Les opérations de soutien à la paix constituent l’un des instruments du Conseil de paix et de sécurité de l’Union africaine, qui peut autoriser leur déploiement et définir leurs orientations générales. L’UA indique que neuf opérations de ce type mandatées par l’organisation ont été déployées depuis 2003, auxquelles s’ajoutent quatre missions autorisées par elle.

Une attention portée à la dimension humaine

Le Maroc s’est également déclaré disponible pour contribuer à l’élaboration de la stratégie de l’Union africaine consacrée au soutien psychosocial du personnel engagé dans les opérations de paix.

La délégation a insisté sur la prise en compte de la dimension humaine dans les déploiements, notamment la résilience des personnels et la gestion des contraintes psychologiques auxquelles ils peuvent être confrontés dans des environnements opérationnels complexes.

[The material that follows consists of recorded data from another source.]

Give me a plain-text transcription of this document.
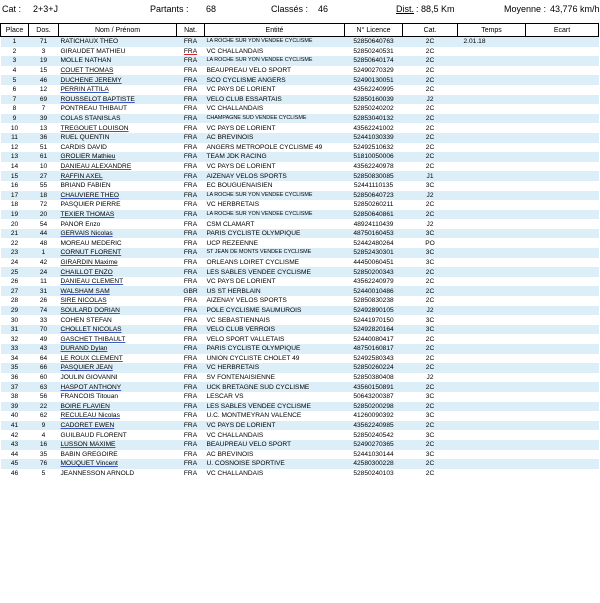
Cat : 2+3+J	Partants : 68	Classés : 46	Dist. : 88,5 Km	Moyenne : 43,776 km/h
Place	Dos.	Nom / Prénom	Nat.	Entité	N° Licence	Cat.	Temps	Ecart
1	71	RATICHAUX THEO	FRA	LA ROCHE SUR YON VENDEE CYCLISME	52850640763	2C	2.01.18	
2	3	GIRAUDET MATHIEU	FRA	VC CHALLANDAIS	52850240531	2C		
3	19	MOLLE NATHAN	FRA	LA ROCHE SUR YON VENDEE CYCLISME	52850640174	2C		
4	15	COUET THOMAS	FRA	BEAUPREAU VELO SPORT	52490270329	2C		
5	46	DUCHENE JEREMY	FRA	SCO CYCLISME ANGERS	52490130051	2C		
6	12	PERRIN ATTILA	FRA	VC PAYS DE LORIENT	43562240995	2C		
7	69	ROUSSELOT BAPTISTE	FRA	VELO CLUB ESSARTAIS	52850160039	J2		
8	7	PONTREAU THIBAUT	FRA	VC CHALLANDAIS	52850240202	2C		
9	39	COLAS STANISLAS	FRA	CHAMPAGNE SUD VENDEE CYCLISME	52853040132	2C		
10	13	TREGOUET LOUISON	FRA	VC PAYS DE LORIENT	43562241002	2C		
11	36	RUEL QUENTIN	FRA	AC BREVINOIS	52441030339	2C		
12	51	CARDIS DAVID	FRA	ANGERS METROPOLE CYCLISME 49	52492510632	2C		
13	61	GROLIER Mathieu	FRA	TEAM JDK RACING	51810050006	2C		
14	10	DANIEAU ALEXANDRE	FRA	VC PAYS DE LORIENT	43562240978	2C		
15	27	RAFFIN AXEL	FRA	AIZENAY VELOS SPORTS	52850830085	J1		
16	55	BRIAND FABIEN	FRA	EC BOUGUENAISIEN	52441110135	3C		
17	18	CHAUVIERE THEO	FRA	LA ROCHE SUR YON VENDEE CYCLISME	52850640723	J2		
18	72	PASQUIER PIERRE	FRA	VC HERBRETAIS	52850260211	2C		
19	20	TEXIER THOMAS	FRA	LA ROCHE SUR YON VENDEE CYCLISME	52850640861	2C		
20	54	PANOR Enzo	FRA	CSM CLAMART	48924110439	J2		
21	44	GERVAIS Nicolas	FRA	PARIS CYCLISTE OLYMPIQUE	48750160453	3C		
22	48	MOREAU MEDERIC	FRA	UCP REZEENNE	52442480264	PO		
23	1	CORNUT FLORENT	FRA	ST JEAN DE MONTS VENDEE CYCLISME	52852430301	3C		
24	42	GIRARDIN Maxime	FRA	ORLEANS LOIRET CYCLISME	44450060451	3C		
25	24	CHAILLOT ENZO	FRA	LES SABLES VENDEE CYCLISME	52850200343	2C		
26	11	DANIEAU CLEMENT	FRA	VC PAYS DE LORIENT	43562240979	2C		
27	31	WALSHAM SAM	GBR	US ST HERBLAIN	52440010486	2C		
28	26	SIRE NICOLAS	FRA	AIZENAY VELOS SPORTS	52850830238	2C		
29	74	SOULARD DORIAN	FRA	POLE CYCLISME SAUMUROIS	52492890105	J2		
30	33	COHEN STEFAN	FRA	VC SEBASTIENNAIS	52441970150	3C		
31	70	CHOLLET NICOLAS	FRA	VELO CLUB VERROIS	52492820164	3C		
32	49	GASCHET THIBAULT	FRA	VELO SPORT VALLETAIS	52440080417	2C		
33	43	DURAND Dylan	FRA	PARIS CYCLISTE OLYMPIQUE	48750160817	2C		
34	64	LE ROUX CLEMENT	FRA	UNION CYCLISTE CHOLET 49	52492580343	2C		
35	66	PASQUIER JEAN	FRA	VC HERBRETAIS	52850260224	2C		
36	60	JOULIN GIOVANNI	FRA	SV FONTENAISIENNE	52850380408	J2		
37	63	HASPOT ANTHONY	FRA	UCK BRETAGNE SUD CYCLISME	43560150891	2C		
38	56	FRANCOIS Titouan	FRA	LESCAR VS	50643200387	3C		
39	22	BOIRE FLAVIEN	FRA	LES SABLES VENDEE CYCLISME	52850200298	2C		
40	62	RECULEAU Nicolas	FRA	U.C. MONTMEYRAN VALENCE	41260090392	3C		
41	9	CADORET EWEN	FRA	VC PAYS DE LORIENT	43562240985	2C		
42	4	GUILBAUD FLORENT	FRA	VC CHALLANDAIS	52850240542	3C		
43	16	LUSSON MAXIME	FRA	BEAUPREAU VELO SPORT	52490270365	2C		
44	35	BABIN GREGOIRE	FRA	AC BREVINOIS	52441030144	3C		
45	76	MOUQUET Vincent	FRA	U. COSNOISE SPORTIVE	42580300228	2C		
46	5	JEANNESSON ARNOLD	FRA	VC CHALLANDAIS	52850240103	2C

Cette question s’inscrit dans un cadre plus large de réflexion de l’UA sur les conditions de conduite de ses opérations. En février 2026, le Conseil exécutif de l’organisation avait notamment approuvé plusieurs recommandations issues de la 17e session du même Comité, dont un concept relatif aux systèmes de commandement, de contrôle et de communication de la Force africaine en attente et des opérations de soutien à la paix.

La cybersécurité parmi les nouveaux enjeux

Face à la progression des menaces hybrides et des risques numériques, la délégation marocaine a également proposé un accompagnement dans le domaine de la cybersécurité.

Cette coopération pourrait porter sur l’échange d’expertises, la formation spécialisée et le partage de bonnes pratiques en matière de protection des systèmes et des infrastructures critiques.

L’intégration de ces dimensions numériques traduit l’élargissement des problématiques désormais prises en compte dans les politiques de sécurité, au-delà des menaces militaires conventionnelles.

Une contribution proposée aux exercices multinationaux

Le Maroc s’est enfin déclaré disposé à apporter son concours à la préparation et à la conduite d’exercices multinationaux organisés dans le cadre de l’Union africaine, notamment l’exercice maritime AMANI AFRICA III.

La délégation propose de mobiliser l’expérience des Forces Armées Royales dans la préparation, l’exécution et l’évaluation de ce type d’exercices. L’objectif avancé est de renforcer la coordination entre les forces participantes, leur interopérabilité et les échanges d’expériences.